No se trata evidentemente de imponer tales requisitos, sino de ocultar los otros que introduce el PP, los que tienen que ver, una vez más, con la moral, la tradición y las costumbres. O sea, la moral, las costumbres y las tradiciones de la derecha española. Para introducir el capítulo, también ponen en el frontispicio otra tontería: rechazo a costumbres foráneas como la ablación del clítoris a las menores (una atrocidad tipificada como delito desde hace cuatro años en España). Igual que resulta innecesario decir que los españoles estaremos unánimemente contra el maltrato a la mujer en nombre de cualquier religión o hábito o per se y que denostaremos la actitud que no equipare a los dos sexos (artículo 14 de la Constitución). Obviedades envenenadas, porque lo que no aclara el PP -que es lo que precisamente necesita aclaración- es qué quiere decir eso de que los inmigrantes tengan que asumir jurídicamente el respeto a las costumbres españolas. Porque mucho nos tememos que no se refieren precisamente a las fiestas populares. De momento ya ha enseñado la patita la prohibición del velo, lo que excluye a millones de ciudadanos de todo el mundo como candidatos a inmigrantes. Y si se trata de forzar la prohibición por considerarlo un elemento religioso, en aras de la no discriminación, la ley española se verá impelida a prohibir los símbolos de otras religiones. Hay mucha literatura sobre el significado del velo para las mujeres del mundo árabe y sobre todo para las musulmanas. Y desde luego no todas las explicaciones la visten de espíritu religioso. Igual que tanta gente que lleva una cruz colgada del cuello antes como costumbre, tradición o valor cultural que como símbolo practicante de la fe católica.

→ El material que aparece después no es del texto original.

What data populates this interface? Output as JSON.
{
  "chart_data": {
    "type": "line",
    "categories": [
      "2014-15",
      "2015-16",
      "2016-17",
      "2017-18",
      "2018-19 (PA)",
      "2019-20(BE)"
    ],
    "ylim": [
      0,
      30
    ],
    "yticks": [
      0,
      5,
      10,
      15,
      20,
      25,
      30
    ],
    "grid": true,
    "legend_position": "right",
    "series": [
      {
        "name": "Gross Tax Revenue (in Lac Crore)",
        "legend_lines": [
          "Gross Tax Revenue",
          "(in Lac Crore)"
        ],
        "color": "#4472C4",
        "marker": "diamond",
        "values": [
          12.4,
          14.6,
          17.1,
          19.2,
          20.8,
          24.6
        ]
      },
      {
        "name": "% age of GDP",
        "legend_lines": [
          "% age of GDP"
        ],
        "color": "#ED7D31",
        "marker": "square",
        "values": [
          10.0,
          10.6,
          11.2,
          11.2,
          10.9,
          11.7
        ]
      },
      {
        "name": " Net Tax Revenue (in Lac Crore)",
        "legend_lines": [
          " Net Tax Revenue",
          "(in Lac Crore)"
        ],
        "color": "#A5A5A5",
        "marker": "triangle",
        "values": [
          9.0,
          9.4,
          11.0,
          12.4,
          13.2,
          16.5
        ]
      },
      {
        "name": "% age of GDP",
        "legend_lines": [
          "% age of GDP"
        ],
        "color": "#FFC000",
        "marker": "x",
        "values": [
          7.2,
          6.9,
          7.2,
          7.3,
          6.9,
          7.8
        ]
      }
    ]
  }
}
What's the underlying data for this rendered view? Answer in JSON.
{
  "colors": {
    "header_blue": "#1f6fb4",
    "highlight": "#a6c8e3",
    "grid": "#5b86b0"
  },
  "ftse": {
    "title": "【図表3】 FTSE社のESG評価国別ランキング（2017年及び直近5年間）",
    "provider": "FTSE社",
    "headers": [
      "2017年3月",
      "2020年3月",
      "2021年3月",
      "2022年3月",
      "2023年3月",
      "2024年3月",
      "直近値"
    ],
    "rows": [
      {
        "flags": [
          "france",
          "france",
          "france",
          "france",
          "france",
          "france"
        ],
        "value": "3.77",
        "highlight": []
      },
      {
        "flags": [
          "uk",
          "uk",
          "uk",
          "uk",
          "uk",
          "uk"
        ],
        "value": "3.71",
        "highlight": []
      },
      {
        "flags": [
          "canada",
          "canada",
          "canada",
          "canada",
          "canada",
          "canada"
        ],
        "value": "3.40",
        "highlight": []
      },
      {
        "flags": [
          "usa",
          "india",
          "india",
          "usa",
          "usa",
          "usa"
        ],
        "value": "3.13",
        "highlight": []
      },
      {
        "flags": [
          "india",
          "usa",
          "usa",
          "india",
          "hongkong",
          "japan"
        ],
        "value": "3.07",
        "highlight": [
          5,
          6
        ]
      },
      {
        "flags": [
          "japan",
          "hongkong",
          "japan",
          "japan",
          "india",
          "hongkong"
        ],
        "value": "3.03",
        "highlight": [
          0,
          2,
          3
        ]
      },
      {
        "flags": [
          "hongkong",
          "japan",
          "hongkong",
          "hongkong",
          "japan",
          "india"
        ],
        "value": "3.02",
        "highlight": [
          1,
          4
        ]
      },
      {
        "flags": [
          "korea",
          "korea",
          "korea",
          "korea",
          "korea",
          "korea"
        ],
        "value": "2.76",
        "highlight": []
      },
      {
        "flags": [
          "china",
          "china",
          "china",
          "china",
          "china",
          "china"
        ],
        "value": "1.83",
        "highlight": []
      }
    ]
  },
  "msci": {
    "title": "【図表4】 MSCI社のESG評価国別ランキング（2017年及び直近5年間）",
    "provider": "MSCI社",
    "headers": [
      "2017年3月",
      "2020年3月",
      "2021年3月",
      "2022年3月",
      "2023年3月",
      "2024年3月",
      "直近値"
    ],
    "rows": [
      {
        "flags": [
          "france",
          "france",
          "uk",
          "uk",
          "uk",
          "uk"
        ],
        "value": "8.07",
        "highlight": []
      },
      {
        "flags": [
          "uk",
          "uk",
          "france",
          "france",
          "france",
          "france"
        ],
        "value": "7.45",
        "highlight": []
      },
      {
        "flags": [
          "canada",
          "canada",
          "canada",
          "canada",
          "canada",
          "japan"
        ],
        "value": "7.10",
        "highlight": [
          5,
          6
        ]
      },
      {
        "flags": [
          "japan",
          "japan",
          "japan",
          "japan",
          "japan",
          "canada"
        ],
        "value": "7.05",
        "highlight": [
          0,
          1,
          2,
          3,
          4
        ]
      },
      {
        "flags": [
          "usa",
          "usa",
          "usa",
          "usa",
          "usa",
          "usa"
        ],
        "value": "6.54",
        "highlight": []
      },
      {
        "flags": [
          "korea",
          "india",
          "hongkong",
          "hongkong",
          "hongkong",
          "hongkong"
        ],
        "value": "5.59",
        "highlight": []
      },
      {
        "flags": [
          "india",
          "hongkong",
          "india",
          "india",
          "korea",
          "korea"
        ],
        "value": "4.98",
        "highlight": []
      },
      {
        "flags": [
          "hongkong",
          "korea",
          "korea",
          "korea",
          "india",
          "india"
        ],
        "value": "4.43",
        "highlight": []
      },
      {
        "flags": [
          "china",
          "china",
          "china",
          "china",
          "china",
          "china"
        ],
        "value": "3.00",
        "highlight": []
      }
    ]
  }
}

El embudo de las costumbres que propone Rajoy asusta además porque ya vemos sin que quieran que veamos por dónde va a asomar la arbitrariedad de la filosofía del contrato de integración e intuimos qué nuevos inquisidores y en nombre de qué serán los que dicten cuáles son las costumbres "de toda la vida" en España. O como lo diría el líder del PP "las costumbres de las personas normales". Rajoy, que cultiva la fama del gallego que no se sabe si sube o baja, es afortunado, porque tiene a Miguel Arias Cañete para decir a las claras lo que no habíamos entendido, para que le traduzca a los españoles el encriptado electoral que con tanta virtud habían conseguido codificar los autores del programa del PP: que los inmigrantes son los culpables del colapso de las urgencias en los hospitales públicos y que como camareros son más chungos que los camareros cañís de siempre, porque ahora no dominan el lenguaje profesional: la media tostada con zurrapa de lomo y la tapita de boquerones en vinagre; y que las ecuatorianas vienen a España para hacerse mamografías en media hora. Y este hombre fue ministro. Un hombre que sostiene que por culpa de los inmigrantes están colapsados los hospitales públicos. El PP está de suerte. Y el resto de españoles que creemos en la extensión de derechos -sin discriminación- a todos los trabajadores, también. Porque con Arias Cañete comprendemos todo lo que quiere decir Rajoy pero que no lo dice porque tiene elecciones a la vista y perdería votos moderados y estimularía el voto de la izquierda. A Rajoy y su equipo -y seguramente a la FAES- se le presume la autoría intelectual del engendro jurídico que quieren perpetrar si gobiernan de nuevo España, aunque lo difunde, taimado y temeroso, en voz baja. Pero a Miguel Arias Cañete, un español-español, bocazas y bravucón, castizo y costumbrista, deslenguado y desahogado como si estuviera de juerga en la barra del Gallo Azul de Jerez con la copa de vino en la mano, se le entiende todo muy clarito.